- Kablo ve uydu ortamlarında 10 yıllık lisans bedelleri 210.000 TL iken karasal sayısalda (ulusal HD genel için) asgari 48.800.000 TL bedel oluşmuş olması karasal frekansların ne kadar kıymetli olduğunun kanıtıdır. Karasal analog kullanarak yayın alan hanelerin toplam içindeki oranının, en iyimser tahminle, %20 civarında olduğunu düşününce; ihalenin, karasalın payının %50'lerde olduğu tarihlerde yapılsaydı lisans bedeli nerelere gelirdi sorusu önemlidir.
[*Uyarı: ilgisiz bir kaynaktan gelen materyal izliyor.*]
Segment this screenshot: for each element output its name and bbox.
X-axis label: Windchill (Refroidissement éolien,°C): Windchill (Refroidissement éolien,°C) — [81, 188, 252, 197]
- Kimse karasal izleyen mi kaldı, sayısalını hiç kurmasak diyemez artık. En azından lisans için bu paraları ödemeyi kabul eden, ülkemizin büyük yayıncı grupları (Samanyolu, Ciner, Doğan, Doğuş, Çalık, Çukurova ve İpek) sizin gibi düşünmüyor. 401 milyon TL hiç az para değil.
- Aslında bakarsanız, iş asıl bundan sonra başlayacak. 6112 sayılı kanuna göre ulusal karasal sayısal lisans sahipleri, en fazla %10 ortak olabilecekleri bir şirket kuracaklar, RTÜK, kurulacak bu şirketlerden (birden fazla kurulmuş olabilir elbette) bir tanesini seçip anten işlerini yürütecektir diye belirleyecek.
- Belirlenen şirket, adına anten a.ş. diyelim bundan sonra, ülke genelinde DVB-T2 kuleleri kuracak, vericiler tesis edecek, ciddi yatırımlar yapacak ve tüm sistemi 10 yıl boyunca, RTÜK'ün sıkı denetimi altında işletecek.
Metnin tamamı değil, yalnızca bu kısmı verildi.